Il était trois heures du matin lorsque les préparatifs de défense furent terminés. L’équipage, harassé de fatigue, étendu en désordre sur le pont, se livra au sommeil. Perpetuo lui-même, malgré ses préoccupations guerrières et amoureuses, s’endormit profondément à côté de moi, qui veillais seul à bord. L’orage s’était calmé : sur nos têtes, le ciel resplendissait constellé d’étoiles ; mais le brick, dominé presque de tous les côtés par de hautes collines boisées, restait dans l’ombre. Vers la mer, l’horizon étincelait, car les grosses lames qui se forment à la suite des tempêtes dégageaient en s’entre-choquant des torrens d’électricité. Jamais les flots ne m’avaient paru si lumineux, et rarement aussi je m’étais trouvé entouré de ténèbres plus épaisses. C’était pourtant dans la partie la plus reculée de la baie, à l’endroit où l’ombre était plus profonde, que je devais porter toute mon attention.
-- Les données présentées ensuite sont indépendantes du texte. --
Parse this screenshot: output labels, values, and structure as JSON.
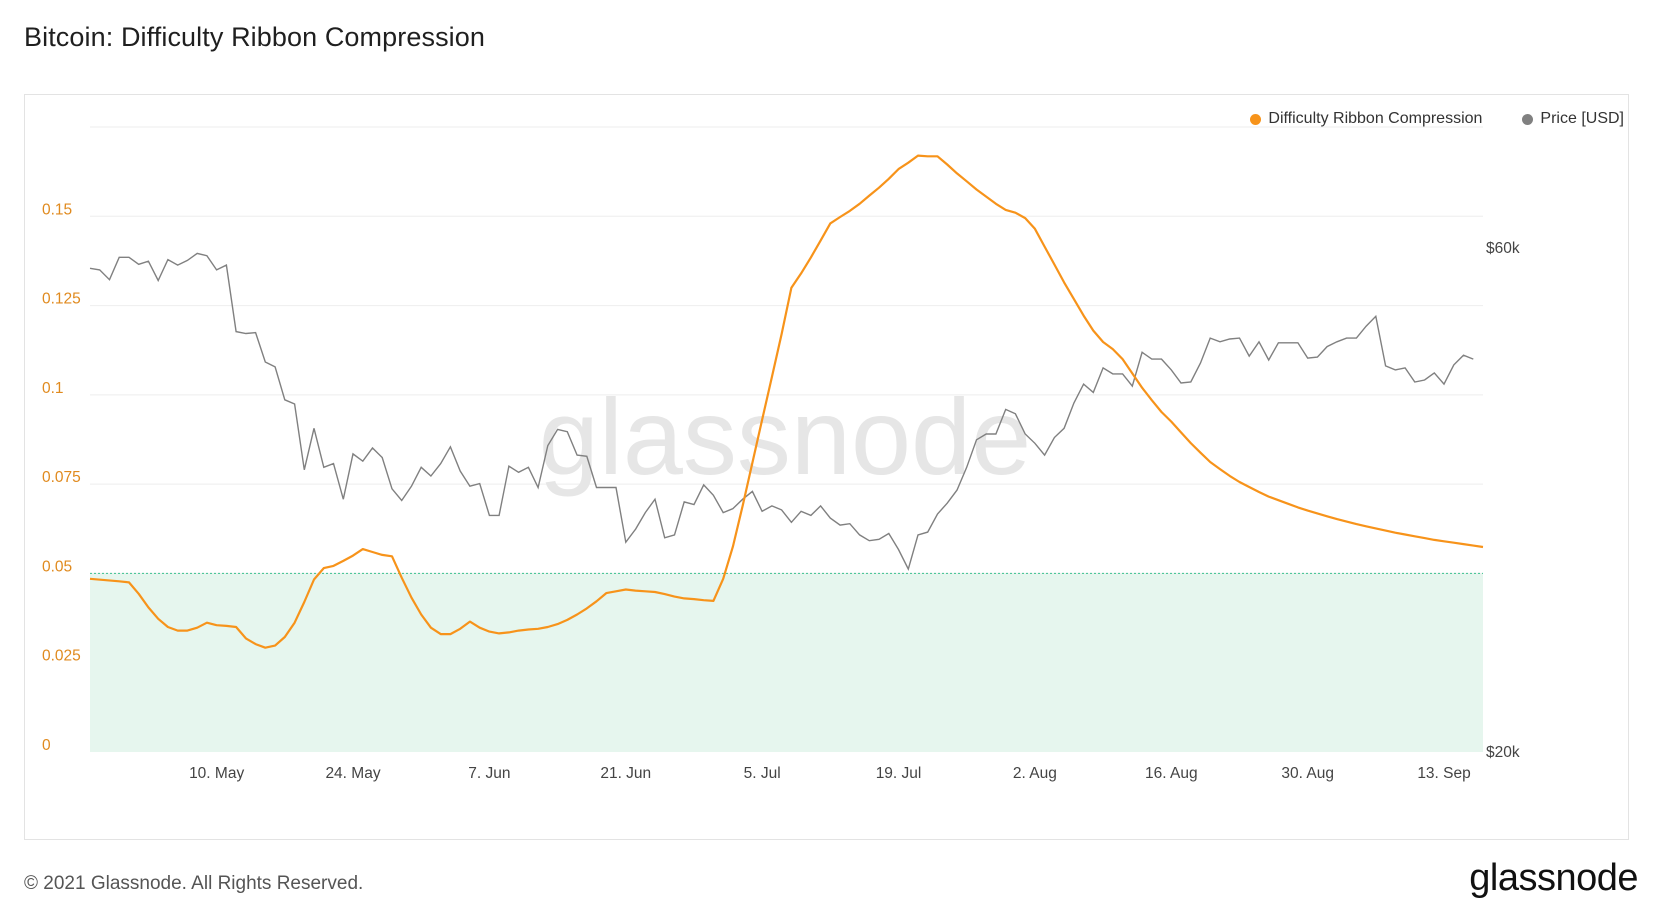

Parfois une lame énorme, couronnée d’une crête d’écume argentée, atteignait le fond d’une anse rocheuse et projetait en s’y brisant une lueur soudaine. Je me hâtais d’interroger du regard le point éclairé ; mais cet éclat phosphorescent était trop fugitif pour me permettre de rien distinguer sur le rivage. Aspirant à pleins poumons mille senteurs que la brise m’apportait de terre, je prêtais surtout une oreille attentive aux clameurs confuses qui, durant la nuit, animent si étrangement les forêts de l’Océanie. Les rugissemens des tigres et des panthères ne faisaient point entendre, comme dans les îles voisines de Java et de Singapour, leurs notes lugubres. Par une singulière et heureuse exception, tout l’archipel des Philippines est exempt de la présence d’animaux féroces. En revanche, à tout instant j’entendais les bramemens du cerf, les courses folles des buffles sauvages et des sangliers ; les calaos ne cessaient de filer leurs notes monotones ; un kakatoès, brusquement enlevé sans doute à son sommeil par le vigoureux coup d’aile d’une de ces énormes chauves-souris dont l’envergure ne mesure pas moins de deux pieds, surmontait toutes ces rumeurs du comique éclat de sa colère.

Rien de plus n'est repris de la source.